Une aventure qui doit permettre aux internautes les plus motivés (pas toujours évident de s’y retrouver sur le site) de participer au développement des personnages préexistants, voire d’en inventer d’autres qui pourront être adaptés et intégrés dans l’histoire. L’intrigue avancera ainsi au jour le jour, chacun des sept épisodes à suivre étant en effet écrit, tourné et diffusé dans la même semaine. Un sacré compte à rebours. Directeur des nouvelles écritures pour France Télévisions, Boris Razon, à qui l’on doit le très introspectif roman Palladium, sourit: « Au niveau du compte à rebours, on tient bien, ça va. Notre inquiétude principale se situait plutôt au niveau du nombre de contributions d’internautes que l’on obtiendrait: on en est à 300-400, et environ 900 personnages nous ont été proposés. Chaque jour, on a suffisamment de matière pour faire un roman… La rédaction et les auteurs suivent ces contributions et attirent l’attention des scénaristes sur celles qui pourront intégrer la série. »

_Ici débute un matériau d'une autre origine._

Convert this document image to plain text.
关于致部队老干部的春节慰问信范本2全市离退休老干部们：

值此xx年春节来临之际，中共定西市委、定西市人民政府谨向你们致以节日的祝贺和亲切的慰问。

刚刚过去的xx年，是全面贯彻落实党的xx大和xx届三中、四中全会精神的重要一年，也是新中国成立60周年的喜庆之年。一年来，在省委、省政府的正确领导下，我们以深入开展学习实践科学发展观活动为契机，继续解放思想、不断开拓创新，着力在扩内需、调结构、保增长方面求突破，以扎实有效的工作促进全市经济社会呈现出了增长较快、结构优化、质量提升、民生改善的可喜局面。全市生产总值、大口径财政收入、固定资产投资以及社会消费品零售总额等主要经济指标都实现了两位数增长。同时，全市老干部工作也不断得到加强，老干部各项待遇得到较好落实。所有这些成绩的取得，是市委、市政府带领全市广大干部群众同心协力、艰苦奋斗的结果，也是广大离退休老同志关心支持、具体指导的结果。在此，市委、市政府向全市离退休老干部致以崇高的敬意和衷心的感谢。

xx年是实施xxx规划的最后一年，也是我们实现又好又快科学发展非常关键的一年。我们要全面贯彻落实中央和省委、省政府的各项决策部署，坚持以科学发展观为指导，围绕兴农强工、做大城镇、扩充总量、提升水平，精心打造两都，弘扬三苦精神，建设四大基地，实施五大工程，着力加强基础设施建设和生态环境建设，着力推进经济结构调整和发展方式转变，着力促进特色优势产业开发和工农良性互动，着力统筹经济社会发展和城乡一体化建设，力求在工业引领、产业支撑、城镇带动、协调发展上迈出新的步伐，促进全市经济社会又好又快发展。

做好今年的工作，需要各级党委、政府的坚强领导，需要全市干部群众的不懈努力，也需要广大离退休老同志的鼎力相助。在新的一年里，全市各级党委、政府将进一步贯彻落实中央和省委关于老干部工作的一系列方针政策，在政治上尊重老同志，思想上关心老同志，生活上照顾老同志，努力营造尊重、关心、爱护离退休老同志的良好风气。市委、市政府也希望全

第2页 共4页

L’anarchie, mais dans l’humour

Si l’expérience est assez inédite -D8 et Arte s’y étaient déjà essayées à des degrés divers, avec What Ze Teuf et About: Kate-, c’est par son ampleur et son objet politique qu’elle innove. On retrouve dans Anarchy un petit un air de Bye Bye Belgium, le fameux coup de force de Philippe Dutilleul où la fin de la Belgique était imaginée. Un Bye Bye Belgium agrémenté d’un véritable univers parallèle, riche et dense. Sur le site Internet d’Anarchy, accessible depuis le 30 octobre, on retrouve des articles, des petits JT quotidiens, un flux live, comme sur n’importe quel site d’actu: de vrais-faux journalistes (l’équipe est conséquente) inventent donc une réalité plausible dans une France sortie de l’Euro avec les acteurs actuels de la politique hexagonale, François Hollande et Marine Le Pen en tête, forcés de réagir aux troubles de plus en plus violents qui parcourent le pays. Mais, également, et c’est plus cocasse, avec des retombées sur… le PSG par exemple, où Zlatan Ibrahimovic et les joueurs brésiliens décident de quitter le club. « Savoir si on allait utiliser un univers totalement fictif a été l’objet d’un long débat. Mais on voulait que les joueurs se sentent impliqués dans un univers qu’ils connaissaient. Anarchy parle de la société telle qu’elle est. La fiction complète en aurait trop changé les codes« , poursuit Boris Razon. Reste qu’au rayon bémols, au-delà des grincements de dents que le présupposé de départ (une France hors de l’Euro serait une France de chaos) a fait naître sur les forums, on sera obligé d’admettre que le pilote n’est pas une réussite fulgurante au niveau finesse d’écriture et interprétation. Notre Roger Van Hool national, dans le rôle du vieux militaire traditionnaliste belge, fait ce qu’il peut, mais l’ensemble tourne parfois à la farce un peu grossière. Boris Razon évoque ce parti pris de la légèreté. « On a longtemps cherché l’angle sur lequel on développerait la série, qui est moins au centre du projet que notre site Web, destiné à stimuler la créativité. Il a fallu faire avec nos moyens, qui ne sont pas énormes. On aurait adoré avoir de nombreux figurants et de somptueux décors… On a finalement préféré le regard décalé et humoristique, plutôt qu’un ton sérieux et grave. Mais l’arche narrative nous réserve encore pas mal de surprises, parce que nous, on sait où on va. » A voir tous les jeudis sur France 4, pour vous faire votre idée. Et peut-être intégrer la partie.